But sales have held surprisingly strong. That would certainly extend the life of an aging platform. Why stop unless forced into stopping? If you look back historically auto maker are normally forced by either poor sales, or safety/emissions regulations to make radical changes. If sales are brisk and theyre in compliance, theyre not going to stop milking the cash cow. If you knew your business was being forced to reorganize in 2 years, would it make any sense at all to throw away virtually free money until then? As long as youre not inhibiting the new product/business structure anyway...
Good debate either way.
Excellent points. Actually, I think conceptually we are on the same page. The point we may diverge on is timing. Sure, keep milking the cow, but I guess I'm saying the cow may already be earmarked for steaks but we just don't know it yet.
I think new tightenings are likely coming much sooner than some might imagine given the US' clear shift back towards a global green economy. Given that, I'm expecting to see strong disincentives (CAFE tightening, California-style++ national emission standards) as it relates to doing things the old way (heavy carbon emitters, and yep, supercharged v8s are in that bin).

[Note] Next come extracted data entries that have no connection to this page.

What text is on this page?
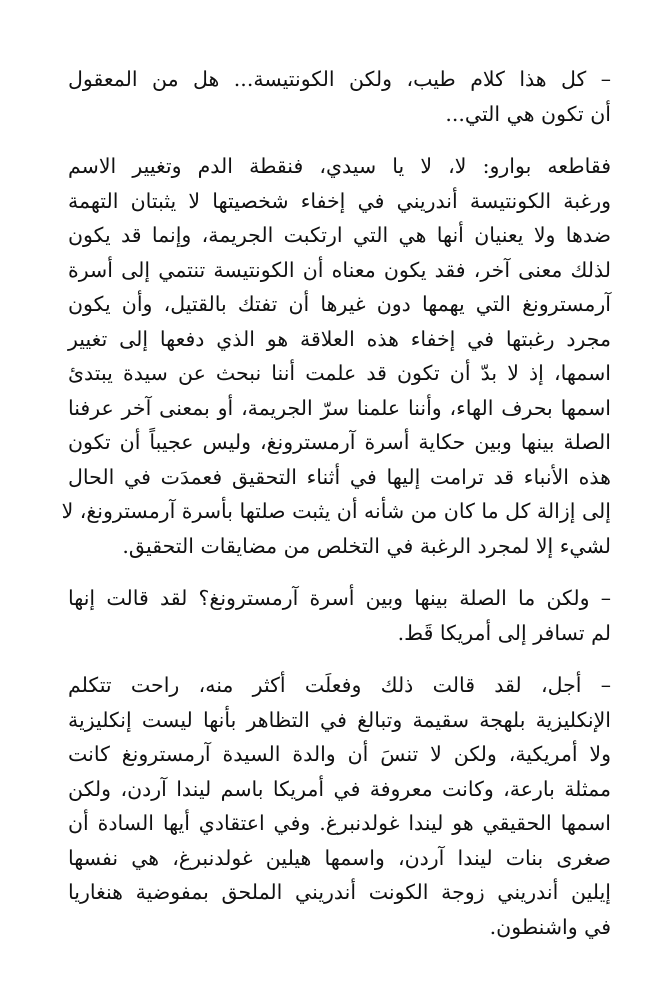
– كل هذا كلام طيب، ولكن الكونتيسة... هل من المعقول
أن تكون هي التي...

فقاطعه بوارو: لا، لا يا سيدي، فنقطة الدم وتغيير الاسم
ورغبة الكونتيسة أندريني في إخفاء شخصيتها لا يثبتان التهمة
ضدها ولا يعنيان أنها هي التي ارتكبت الجريمة، وإنما قد يكون
لذلك معنى آخر، فقد يكون معناه أن الكونتيسة تنتمي إلى أسرة
آرمسترونغ التي يهمها دون غيرها أن تفتك بالقتيل، وأن يكون
مجرد رغبتها في إخفاء هذه العلاقة هو الذي دفعها إلى تغيير
اسمها، إذ لا بدّ أن تكون قد علمت أننا نبحث عن سيدة يبتدئ
اسمها بحرف الهاء، وأننا علمنا سرّ الجريمة، أو بمعنى آخر عرفنا
الصلة بينها وبين حكاية أسرة آرمسترونغ، وليس عجيباً أن تكون
هذه الأنباء قد ترامت إليها في أثناء التحقيق فعمدَت في الحال
إلى إزالة كل ما كان من شأنه أن يثبت صلتها بأسرة آرمسترونغ، لا
لشيء إلا لمجرد الرغبة في التخلص من مضايقات التحقيق.

– ولكن ما الصلة بينها وبين أسرة آرمسترونغ؟ لقد قالت إنها
لم تسافر إلى أمريكا قَط.

– أجل، لقد قالت ذلك وفعلَت أكثر منه، راحت تتكلم
الإنكليزية بلهجة سقيمة وتبالغ في التظاهر بأنها ليست إنكليزية
ولا أمريكية، ولكن لا تنسَ أن والدة السيدة آرمسترونغ كانت
ممثلة بارعة، وكانت معروفة في أمريكا باسم ليندا آردن، ولكن
اسمها الحقيقي هو ليندا غولدنبرغ. وفي اعتقادي أيها السادة أن
صغرى بنات ليندا آردن، واسمها هيلين غولدنبرغ، هي نفسها
إيلين أندريني زوجة الكونت أندريني الملحق بمفوضية هنغاريا
في واشنطون.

I also think this will be simultaneously married with new corporate and consumer green incentives (subsidies, tax credits, carbon credits, etc). My bet is that both of these "carrots" and "sticks" are already in the pipeline but haven't been made "official" yet. Of course, it's too late for the 2021 production cycle but it would not surprise me if 2022 marks the last year we see a US production supercharged V8 car sold. There may be an exception or two based on projects close to completion (eg special one-off Corvette, etc). But even then, I'd bet that any hypothetical all-ICE new HP project would be released in 2022 or not at all.
Then again I could be completely wet. It wouldn't be the first time!